How many namespaces were originally added to the Linux kernel in 2002?

Explanation:
Namespaces give processes their own isolated views of system resources, enabling container-like separation without full virtualization. In 2002, the Linux kernel introduced six distinct namespaces to provide this kind of isolation. These six are: mount namespace (separate mount points), PID namespace (independent process ID space), UTS namespace (separate hostname and NIS domain name), IPC namespace (separate interprocess communication resources), network namespace (own network stack and interfaces), and user namespace (maps and isolates user and group IDs). By combining these, a process can run with its own filesystem view, process space, hostname, IPC resources, network stack, and user ID mappings. That’s why six is the correct count.

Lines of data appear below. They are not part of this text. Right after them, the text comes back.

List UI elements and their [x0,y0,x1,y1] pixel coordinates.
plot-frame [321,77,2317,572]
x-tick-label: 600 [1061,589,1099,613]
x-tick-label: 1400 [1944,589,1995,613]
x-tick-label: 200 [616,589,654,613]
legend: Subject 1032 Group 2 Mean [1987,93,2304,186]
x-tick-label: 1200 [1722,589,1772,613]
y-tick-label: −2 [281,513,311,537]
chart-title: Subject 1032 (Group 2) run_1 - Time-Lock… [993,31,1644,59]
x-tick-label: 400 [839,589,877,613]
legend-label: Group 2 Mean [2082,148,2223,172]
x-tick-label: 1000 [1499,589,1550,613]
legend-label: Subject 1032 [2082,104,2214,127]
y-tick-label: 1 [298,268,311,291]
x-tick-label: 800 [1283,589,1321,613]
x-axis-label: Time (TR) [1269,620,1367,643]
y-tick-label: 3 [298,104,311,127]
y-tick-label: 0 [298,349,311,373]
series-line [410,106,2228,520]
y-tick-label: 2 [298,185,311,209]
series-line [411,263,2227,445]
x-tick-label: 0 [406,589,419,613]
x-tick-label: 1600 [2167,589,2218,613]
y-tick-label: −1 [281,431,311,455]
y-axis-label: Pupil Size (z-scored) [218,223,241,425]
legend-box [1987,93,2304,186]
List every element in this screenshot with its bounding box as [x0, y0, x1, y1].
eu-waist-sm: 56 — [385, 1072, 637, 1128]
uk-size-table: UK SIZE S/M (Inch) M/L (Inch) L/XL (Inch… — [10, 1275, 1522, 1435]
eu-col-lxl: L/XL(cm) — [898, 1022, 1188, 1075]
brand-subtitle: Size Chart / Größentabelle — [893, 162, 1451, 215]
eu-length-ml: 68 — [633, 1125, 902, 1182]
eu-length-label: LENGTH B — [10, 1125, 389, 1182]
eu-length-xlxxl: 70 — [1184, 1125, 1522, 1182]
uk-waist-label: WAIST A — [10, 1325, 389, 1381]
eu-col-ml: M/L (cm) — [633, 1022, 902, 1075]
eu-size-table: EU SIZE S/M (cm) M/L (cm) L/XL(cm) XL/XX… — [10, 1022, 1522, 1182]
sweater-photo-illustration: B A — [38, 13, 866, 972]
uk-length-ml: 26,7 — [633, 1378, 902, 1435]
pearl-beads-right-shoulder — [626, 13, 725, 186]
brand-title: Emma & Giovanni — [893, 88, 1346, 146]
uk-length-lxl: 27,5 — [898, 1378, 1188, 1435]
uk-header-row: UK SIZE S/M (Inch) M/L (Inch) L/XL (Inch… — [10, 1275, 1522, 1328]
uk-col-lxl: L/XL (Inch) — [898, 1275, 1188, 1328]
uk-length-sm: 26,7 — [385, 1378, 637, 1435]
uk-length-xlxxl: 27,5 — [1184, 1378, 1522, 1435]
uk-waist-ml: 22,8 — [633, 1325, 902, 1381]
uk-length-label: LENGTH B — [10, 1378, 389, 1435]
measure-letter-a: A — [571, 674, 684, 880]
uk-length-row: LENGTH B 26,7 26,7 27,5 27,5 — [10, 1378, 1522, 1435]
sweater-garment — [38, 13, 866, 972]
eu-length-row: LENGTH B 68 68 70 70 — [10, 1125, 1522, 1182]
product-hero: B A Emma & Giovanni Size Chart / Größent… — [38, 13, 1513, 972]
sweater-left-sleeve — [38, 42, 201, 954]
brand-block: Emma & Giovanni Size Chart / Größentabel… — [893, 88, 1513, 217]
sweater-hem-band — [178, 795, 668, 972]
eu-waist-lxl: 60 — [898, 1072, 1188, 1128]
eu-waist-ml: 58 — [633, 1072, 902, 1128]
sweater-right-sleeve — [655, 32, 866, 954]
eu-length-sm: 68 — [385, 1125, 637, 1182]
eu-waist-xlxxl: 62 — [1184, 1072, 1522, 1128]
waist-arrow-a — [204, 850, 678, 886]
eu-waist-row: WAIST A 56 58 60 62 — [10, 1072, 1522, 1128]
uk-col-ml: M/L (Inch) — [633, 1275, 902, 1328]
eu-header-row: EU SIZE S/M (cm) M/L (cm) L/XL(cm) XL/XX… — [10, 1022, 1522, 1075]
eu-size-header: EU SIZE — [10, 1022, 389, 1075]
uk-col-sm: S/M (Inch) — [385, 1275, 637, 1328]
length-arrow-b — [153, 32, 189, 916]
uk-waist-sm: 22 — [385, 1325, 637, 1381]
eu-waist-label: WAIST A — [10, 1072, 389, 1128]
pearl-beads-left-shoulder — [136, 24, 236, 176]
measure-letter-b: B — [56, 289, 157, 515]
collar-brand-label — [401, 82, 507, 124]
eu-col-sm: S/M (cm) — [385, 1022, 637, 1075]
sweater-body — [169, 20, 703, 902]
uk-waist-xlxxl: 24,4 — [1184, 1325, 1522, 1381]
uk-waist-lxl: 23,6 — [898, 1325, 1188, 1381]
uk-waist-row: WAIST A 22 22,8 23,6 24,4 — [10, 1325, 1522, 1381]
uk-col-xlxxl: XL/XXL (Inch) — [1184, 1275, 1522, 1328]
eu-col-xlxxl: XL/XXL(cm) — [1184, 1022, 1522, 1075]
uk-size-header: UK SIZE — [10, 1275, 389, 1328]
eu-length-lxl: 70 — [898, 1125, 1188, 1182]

Namespaces give processes their own isolated views of system resources, enabling container-like separation without full virtualization. In 2002, the Linux kernel introduced six distinct namespaces to provide this kind of isolation. These six are: mount namespace (separate mount points), PID namespace (independent process ID space), UTS namespace (separate hostname and NIS domain name), IPC namespace (separate interprocess communication resources), network namespace (own network stack and interfaces), and user namespace (maps and isolates user and group IDs). By combining these, a process can run with its own filesystem view, process space, hostname, IPC resources, network stack, and user ID mappings. That’s why six is the correct count.